Ein weiterer Brennpunkt für Unabhängigkeitsbestrebungen ist die Insel Korsika, die zu Frankreich gehört. Ja selbst in Kalifornien gewinnen Stimmen Gehör, die sich für mehr Autonomierechte des größten US-Staates einsetzen. Auch Deutschland ist keine Insel der Seligen: Auffallend oft ist in Bayern zu vernehmen, dass man eigentlich ein ganz starkes eigenständiges Land sein könne. Zu erinnern ist an das Buch des CSU-Granden Wilfried Scharnagl mit dem Titel „Bayern kann es auch allein – Plädoyer für den eigenen Staat“. Vergessen scheint auch, dass selbst das wohlhabende Kanada bereits schon zweimal – 1980 und 1995 – bangen musste, die Provinz Quebec zu verlieren. Hier haben sich jedoch die Gegner der Abspaltung durchgesetzt.
Grundsätzlich muss unterschieden werden, ob Separatisten einen eigenen Staat wollen (wie jetzt Alex Salmond als Führer der Unabhängigkeitskampagne in Schottland) oder ob sich Bürger – wie aktuell in der Ostukraine – einem anderen Staat, nämlich Russland, anschließen wollen, weil sie im bisherigen Staatsverbund der Ukraine sprachlich und kulturell eine Minderheit sind. Dies ist ein großer Unterschied zu Schottland. Salmond und seine Mitstreiter wollen einen eigenen unabhängigen Staat Schottland.
Ob mehrheitlich die Schotten dies mitmachen, darf bezweifelt werden. Denn es müssen auch gewachsene und bewährte historische Strukturen über einen langen Zeitraum nüchtern gesehen werden. Grundsätzlich können verschiedene Separatismusbestrebungen nicht über einen Kamm geschert werden. Was in dem einen Fall durchaus plausibel sein kann, kann keine Schablone für andere Beispiele, etwa in Schottland, sein.

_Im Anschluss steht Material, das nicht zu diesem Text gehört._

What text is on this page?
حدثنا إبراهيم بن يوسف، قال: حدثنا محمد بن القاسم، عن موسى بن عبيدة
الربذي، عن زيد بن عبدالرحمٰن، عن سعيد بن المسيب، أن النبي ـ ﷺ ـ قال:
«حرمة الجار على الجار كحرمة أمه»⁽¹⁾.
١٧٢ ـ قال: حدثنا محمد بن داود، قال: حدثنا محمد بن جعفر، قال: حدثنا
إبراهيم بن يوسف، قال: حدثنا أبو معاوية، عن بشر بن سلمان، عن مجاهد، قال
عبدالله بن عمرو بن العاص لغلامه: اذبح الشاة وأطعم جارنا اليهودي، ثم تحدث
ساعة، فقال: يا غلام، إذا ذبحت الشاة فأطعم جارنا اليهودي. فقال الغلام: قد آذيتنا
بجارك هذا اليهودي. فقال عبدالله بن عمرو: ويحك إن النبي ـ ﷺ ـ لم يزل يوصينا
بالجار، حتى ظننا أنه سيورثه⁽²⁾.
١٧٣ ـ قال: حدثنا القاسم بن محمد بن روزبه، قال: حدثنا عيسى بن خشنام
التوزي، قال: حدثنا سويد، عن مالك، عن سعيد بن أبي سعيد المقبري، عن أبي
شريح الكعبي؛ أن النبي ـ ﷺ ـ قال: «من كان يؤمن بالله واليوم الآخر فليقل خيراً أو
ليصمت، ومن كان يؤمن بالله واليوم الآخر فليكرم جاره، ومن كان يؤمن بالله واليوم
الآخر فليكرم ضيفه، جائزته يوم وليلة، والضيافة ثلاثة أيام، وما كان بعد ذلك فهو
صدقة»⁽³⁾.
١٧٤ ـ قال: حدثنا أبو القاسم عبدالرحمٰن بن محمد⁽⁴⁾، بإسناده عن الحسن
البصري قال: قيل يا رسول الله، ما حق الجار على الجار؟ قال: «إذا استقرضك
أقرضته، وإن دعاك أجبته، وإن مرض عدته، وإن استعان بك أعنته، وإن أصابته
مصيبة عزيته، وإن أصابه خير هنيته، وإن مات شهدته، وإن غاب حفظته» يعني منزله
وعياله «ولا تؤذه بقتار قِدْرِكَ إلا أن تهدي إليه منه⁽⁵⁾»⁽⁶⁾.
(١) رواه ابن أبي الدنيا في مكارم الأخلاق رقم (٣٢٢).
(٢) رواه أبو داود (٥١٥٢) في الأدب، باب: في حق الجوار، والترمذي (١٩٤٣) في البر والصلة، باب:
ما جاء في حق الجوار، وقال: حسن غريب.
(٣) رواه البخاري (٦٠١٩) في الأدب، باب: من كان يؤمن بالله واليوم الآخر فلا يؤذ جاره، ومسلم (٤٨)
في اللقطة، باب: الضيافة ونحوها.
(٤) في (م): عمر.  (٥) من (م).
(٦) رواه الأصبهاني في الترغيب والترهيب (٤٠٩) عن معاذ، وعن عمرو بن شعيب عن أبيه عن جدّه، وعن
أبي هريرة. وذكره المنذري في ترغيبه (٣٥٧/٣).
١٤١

Schottland hätte es schwer
Wenn auch die Schotten – wie die Bayern in Deutschland – ihre eigene Charakteristik betonen, so sind sie doch zu stark mit dem gesamten Vereinigten Königreich verwoben und verbandelt. 307 gemeinsame Jahre, die gleiche Sprache (dies ist der Unterschied etwa zu den Katalanen in Spanien oder im Osten der Ukraine, wo die Menschen nicht die Amtssprache ihres Hoheitsgebietes sprechen), natürlich auch die gemeinsame geographische Struktur einer Insel, schließlich die gemeinsame Verankerung im Commonwealth. Ganz zu schweigen von den gewachsenen wirtschaftlichen Verbindungen und Außenhandelsstrukturen. Auch militärstrategisch wäre Schottland als eigener Staat auf Hilfe angewiesen. Wie schnell sich neue Bedrohungsbilder entwickeln können, sehen wir derzeit in verschiedenen Räumen unserer Erde mit völlig neuen Szenarien des Terrors.
Bei allen Eigenheiten der Stämme im Vereinigten Königreich – Engländer, Schotten, Nordiren und Waliser – sind sie doch gemeinsam auch Briten, die doch zu stark untereinander über die Familien verbunden sind. Schotten leben beispielsweise in England und haben dort Familien gegründet und Engländer umgekehrt in Schottland. Sie würden jeweils bei einer Unabhängigkeit Schottlands wechselseitig Ausländer(innen). Auch deshalb werden wohl die Befürworter der Unabhängigkeit vermutlich keinen Erfolg haben. Ein Blick auf die Landkarte genügt, um zu erkennen, dass das Vereinigte Königreich zusammengehört. Es spricht übrigens für den liberalen Geist der Zentrale in London, dass nicht versucht wurde, das Referendum zu verhindern. Dies ist in Spanien im Falle Katalonien anders. Separatismus kann den inneren Frieden gefährden. Diese Befürchtung muss man in Spanien haben, wenn die Katalanen einseitig ihre Unabhängigkeit erklären. Im Umfeld der EU sollte die Kleinstaaterei der Vergangenheit angehören. Leider erkennen dies bestimmte Leute nicht an, die vielleicht aus persönlicher Eitelkeit – Beispiel Alex Salmond in Schottland – einen höheren Posten als Premierminister eines unabhängigen Staates anstreben.